Rev Brian Kennaway's new book The Orange Order: A Tradition Betrayed is causing quite a stir, mainly it has to be said among Protestants, unionists and Orangemen.

Writing the book was a courageous exercise by Kennaway because its publication places him among a minuscule number of people from the Protestant and/or unionist community who have publicly criticised 'their own side'.

The book is an indictment of the leadership of the Orange Order, particularly in the last 10 years.

As Kennaway wrote in a newspaper article: "The major issues facing the order in recent years have been the relationship with loyalist paramilitaries, violence at confrontational parades, the unwillingness to exercise discipline and the inability of the leadership to give leadership."

Nationalists will reject the whole thesis of the book and laugh at the notion that the Orange Order was ever anything but a politico-religious conspiracy ready to offer violence to deny Catholics an equal role in society in Ireland.

They would question the use of the word 'recent' and ask where Kennaway was when the Orange Order gave over its halls in the 1970s to UDA and Orange Volunteers to drill in or when the UDA, with the connivance of the RUC, openly policed Orange marches through the Tunnel in Portadown in the seventies.

Did Orange lodges only begin to march behind UVF and UDA bands in the 1980s?

Nevertheless, despite its serious shortcomings, the point is that Kennaway has written the book, an act which makes him one of a very select band from his tradition who have not always taken the line 'my own side, right or wrong'.

This blindness contrasts sharply with the nationalist side where there have been virulent and sometimes physical, disputes between SF and SDLP and between SF and the Catholic Church over the decades.

This silence goes right to the heart of the nature of British administration here because it's official.

When you read the details in The Irish News this week of what was going on between the police and army and loyalist terrorists you ask yourself, who knew about state-sponsored killing?

The answer must be hundreds but more likely thousands of unionist politicians, police, civil servants and transient British politicians and officials.
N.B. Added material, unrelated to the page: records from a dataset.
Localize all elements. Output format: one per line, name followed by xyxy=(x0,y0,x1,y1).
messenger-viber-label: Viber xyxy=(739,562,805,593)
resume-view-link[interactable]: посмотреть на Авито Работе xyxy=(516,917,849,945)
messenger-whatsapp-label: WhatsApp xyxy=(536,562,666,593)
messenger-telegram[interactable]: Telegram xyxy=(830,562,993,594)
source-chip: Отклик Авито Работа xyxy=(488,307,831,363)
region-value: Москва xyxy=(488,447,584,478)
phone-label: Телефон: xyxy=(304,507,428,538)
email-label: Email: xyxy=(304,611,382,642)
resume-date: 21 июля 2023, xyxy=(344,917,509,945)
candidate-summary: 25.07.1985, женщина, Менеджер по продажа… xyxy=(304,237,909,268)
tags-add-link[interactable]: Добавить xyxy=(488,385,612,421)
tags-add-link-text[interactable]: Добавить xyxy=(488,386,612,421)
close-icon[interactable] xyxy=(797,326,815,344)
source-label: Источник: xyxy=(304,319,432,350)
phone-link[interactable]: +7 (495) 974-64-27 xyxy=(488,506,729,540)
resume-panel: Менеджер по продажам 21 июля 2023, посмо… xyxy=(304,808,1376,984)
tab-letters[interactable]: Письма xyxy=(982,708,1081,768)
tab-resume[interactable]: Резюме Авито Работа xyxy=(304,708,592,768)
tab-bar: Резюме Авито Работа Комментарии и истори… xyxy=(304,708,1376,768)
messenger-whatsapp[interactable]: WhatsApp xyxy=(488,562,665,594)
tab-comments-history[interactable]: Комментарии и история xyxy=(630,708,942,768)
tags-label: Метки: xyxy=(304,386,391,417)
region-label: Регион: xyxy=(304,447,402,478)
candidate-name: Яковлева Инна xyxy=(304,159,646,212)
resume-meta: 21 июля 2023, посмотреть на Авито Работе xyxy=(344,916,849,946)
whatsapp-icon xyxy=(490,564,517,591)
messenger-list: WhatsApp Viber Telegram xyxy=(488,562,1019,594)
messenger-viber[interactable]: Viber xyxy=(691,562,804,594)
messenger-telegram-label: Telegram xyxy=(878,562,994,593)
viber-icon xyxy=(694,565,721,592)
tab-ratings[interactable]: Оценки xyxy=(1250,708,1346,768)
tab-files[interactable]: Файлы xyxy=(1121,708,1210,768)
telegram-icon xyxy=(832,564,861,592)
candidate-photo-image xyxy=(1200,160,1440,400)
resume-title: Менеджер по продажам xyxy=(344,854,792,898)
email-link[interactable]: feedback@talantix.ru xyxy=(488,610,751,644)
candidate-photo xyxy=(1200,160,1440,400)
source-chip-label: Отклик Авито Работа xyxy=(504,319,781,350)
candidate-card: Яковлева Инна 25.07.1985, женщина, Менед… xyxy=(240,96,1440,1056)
They all knew that the UDR was riddled with UVF and UDA, that indeed some UDR units were simply UDA men without balaclavas.

They all knew intelligence about the nationalist community passed freely to loyalists, as loyalists themselves admitted.
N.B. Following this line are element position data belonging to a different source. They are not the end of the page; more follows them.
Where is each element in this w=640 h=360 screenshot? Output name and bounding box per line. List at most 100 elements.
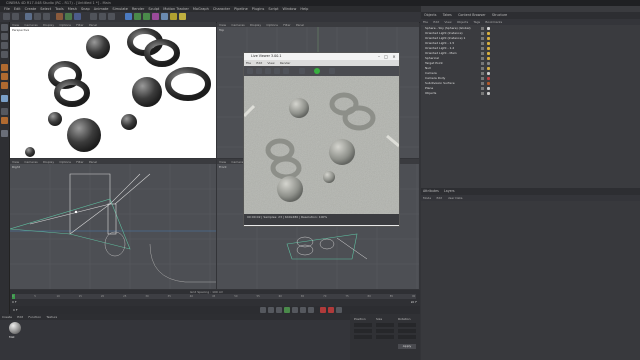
- object-tag-icon[interactable]: [487, 86, 490, 90]
- object-tag-icon[interactable]: [487, 76, 490, 80]
- attr-menu-edit[interactable]: Edit: [436, 195, 442, 201]
- visibility-toggle[interactable]: [481, 46, 484, 50]
- object-tag-icon[interactable]: [487, 36, 490, 40]
- render-picture-viewer-icon[interactable]: [99, 13, 106, 20]
- deformer-icon[interactable]: [152, 13, 159, 20]
- tab-content-browser[interactable]: Content Browser: [458, 12, 486, 19]
- rot-h-field[interactable]: [398, 323, 416, 327]
- material-menu-texture[interactable]: Texture: [46, 314, 57, 320]
- start-frame-field[interactable]: 0 F: [13, 307, 18, 313]
- visibility-toggle[interactable]: [481, 61, 484, 65]
- undo-icon[interactable]: [3, 13, 10, 20]
- object-tag-icon[interactable]: [487, 61, 490, 65]
- object-row[interactable]: Oriented Light - Main: [425, 51, 635, 55]
- next-frame-icon[interactable]: [292, 307, 298, 313]
- polygons-mode-icon[interactable]: [1, 82, 8, 89]
- lock-icon[interactable]: [1, 130, 8, 137]
- array-icon[interactable]: [143, 13, 150, 20]
- rot-b-field[interactable]: [398, 335, 416, 339]
- scale-tool-icon[interactable]: [34, 13, 41, 20]
- record-icon[interactable]: [320, 307, 326, 313]
- rotate-tool-icon[interactable]: [43, 13, 50, 20]
- make-editable-icon[interactable]: [1, 24, 8, 31]
- object-row[interactable]: Subdivision Surface: [425, 81, 635, 85]
- refresh-icon[interactable]: [329, 68, 335, 74]
- timeline-ruler[interactable]: 0 5 10 15 20 25 30 35 40 45 50 55 60 65 70 75 80 85 90: [12, 294, 416, 299]
- visibility-toggle[interactable]: [481, 31, 484, 35]
- points-mode-icon[interactable]: [1, 64, 8, 71]
- visibility-toggle[interactable]: [481, 81, 484, 85]
- model-mode-icon[interactable]: [1, 33, 8, 40]
- play-icon[interactable]: [284, 307, 290, 313]
- previous-key-icon[interactable]: [268, 307, 274, 313]
- object-tag-icon[interactable]: [487, 46, 490, 50]
- object-row[interactable]: Spherical: [425, 56, 635, 60]
- render-settings-icon[interactable]: [108, 13, 115, 20]
- object-tag-icon[interactable]: [487, 51, 490, 55]
- object-tag-icon[interactable]: [487, 91, 490, 95]
- material-menu-create[interactable]: Create: [2, 314, 12, 320]
- go-to-end-icon[interactable]: [308, 307, 314, 313]
- material-swatch[interactable]: [9, 322, 21, 334]
- texture-mode-icon[interactable]: [1, 42, 8, 49]
- tab-takes[interactable]: Takes: [443, 12, 452, 19]
- autokey-icon[interactable]: [328, 307, 334, 313]
- object-tag-icon[interactable]: [487, 26, 490, 30]
- visibility-toggle[interactable]: [481, 56, 484, 60]
- object-tag-icon[interactable]: [487, 71, 490, 75]
- object-row[interactable]: Camera: [425, 71, 635, 75]
- settings-icon[interactable]: [274, 68, 280, 74]
- visibility-toggle[interactable]: [481, 51, 484, 55]
- viewport-perspective[interactable]: View Cameras Display Options Filter Pane…: [10, 22, 216, 158]
- live-viewer-titlebar[interactable]: Live Viewer 3.00.1 – □ ×: [244, 53, 399, 60]
- object-tag-icon[interactable]: [487, 81, 490, 85]
- coord-y-field[interactable]: [354, 329, 372, 333]
- obj-menu-file[interactable]: File: [423, 19, 428, 25]
- tab-structure[interactable]: Structure: [492, 12, 507, 19]
- object-row[interactable]: Target Point: [425, 61, 635, 65]
- region-icon[interactable]: [256, 68, 262, 74]
- camera-icon[interactable]: [170, 13, 177, 20]
- tab-attributes[interactable]: Attributes: [423, 188, 439, 195]
- z-axis-icon[interactable]: [74, 13, 81, 20]
- visibility-toggle[interactable]: [481, 26, 484, 30]
- visibility-toggle[interactable]: [481, 41, 484, 45]
- close-icon[interactable]: ×: [391, 53, 397, 60]
- object-row[interactable]: Null: [425, 66, 635, 70]
- cube-icon[interactable]: [125, 13, 132, 20]
- workplane-icon[interactable]: [1, 51, 8, 58]
- obj-menu-bookmarks[interactable]: Bookmarks: [485, 19, 502, 25]
- visibility-toggle[interactable]: [481, 71, 484, 75]
- tweak-icon[interactable]: [1, 108, 8, 115]
- object-tag-icon[interactable]: [487, 56, 490, 60]
- move-tool-icon[interactable]: [25, 13, 32, 20]
- attr-menu-user-data[interactable]: User Data: [448, 195, 463, 201]
- object-tag-icon[interactable]: [487, 66, 490, 70]
- obj-menu-view[interactable]: View: [444, 19, 451, 25]
- size-z-field[interactable]: [376, 335, 394, 339]
- viewport-right[interactable]: View Cameras Display Options Filter Pane…: [10, 159, 216, 289]
- object-row[interactable]: Sphere - Sky (Sphere) (Global): [425, 26, 635, 30]
- object-row[interactable]: Oriented Light (Instance): [425, 31, 635, 35]
- y-axis-icon[interactable]: [65, 13, 72, 20]
- play-icon[interactable]: [314, 68, 320, 74]
- visibility-toggle[interactable]: [481, 76, 484, 80]
- object-row[interactable]: Camera Dolly: [425, 76, 635, 80]
- obj-menu-objects[interactable]: Objects: [457, 19, 468, 25]
- visibility-toggle[interactable]: [481, 86, 484, 90]
- pause-icon[interactable]: [299, 68, 305, 74]
- minimize-icon[interactable]: –: [376, 53, 382, 60]
- rot-p-field[interactable]: [398, 329, 416, 333]
- size-x-field[interactable]: [376, 323, 394, 327]
- apply-button[interactable]: Apply: [398, 344, 416, 349]
- timeline[interactable]: Grid Spacing : 100 cm 0 5 10 15 20 25 30 35 40 45…: [10, 290, 420, 306]
- light-icon[interactable]: [179, 13, 186, 20]
- obj-menu-tags[interactable]: Tags: [473, 19, 480, 25]
- material-menu-function[interactable]: Function: [28, 314, 41, 320]
- object-row[interactable]: Objects: [425, 91, 635, 95]
- live-viewer-window[interactable]: Live Viewer 3.00.1 – □ × File Edit View …: [243, 52, 400, 227]
- enable-axis-icon[interactable]: [1, 95, 8, 102]
- edges-mode-icon[interactable]: [1, 73, 8, 80]
- snap-icon[interactable]: [1, 117, 8, 124]
- visibility-toggle[interactable]: [481, 91, 484, 95]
RUC reservists, prison warders, UDR/UDA/UVF men all drank together in the same clubs. In fact, in some cases they were all the same men. Of course nationalists suspected as much and repeatedly made allegations of collusion which were just as repeatedly denied. We now know those denials were all lies, official lies.

Republicans, who were mainly on the receiving end of the conspiracy to kill which the British administration managed here, made the most lurid allegations which were derided and dismissed because of the very fact that it was republicans making them.

It now turns out that republicans were correct; indeed that their most outrageous allegations only lifted the hem of the curtain.

Yet the extraordinary tribal solidarity of unionism and the British administration here meant that no-one broke rank, no-one said a word.

Oh yes, we have Jonty Brown now writing about UDA control of Rathcoole 30 years ago and Special Branch conspiracy to kill, maybe even to kill him. Again, where was he 20 years ago?

You'll notice no unionist endorses anything Jonty Brown or Brian Kennaway says, except in Kennaway's case David Trimble, himself rejected by unionism so he has nothing to lose by telling the truth to Orangemen.

Few people now remember the late Jack Hassard – a Protestant from Dungannon – and the flak he took when he resigned from the sham Police Authority in 1978 saying that both the chief constable and secretary of state knew what was going on in Castlereagh interrogation centre.

Few will remember that when one police surgeon blew the whistle on the beatings, some low dog in the NIO immediately told the media it was only because the surgeon's wife had been raped by an SAS man.

Yes, it takes courage to break ranks.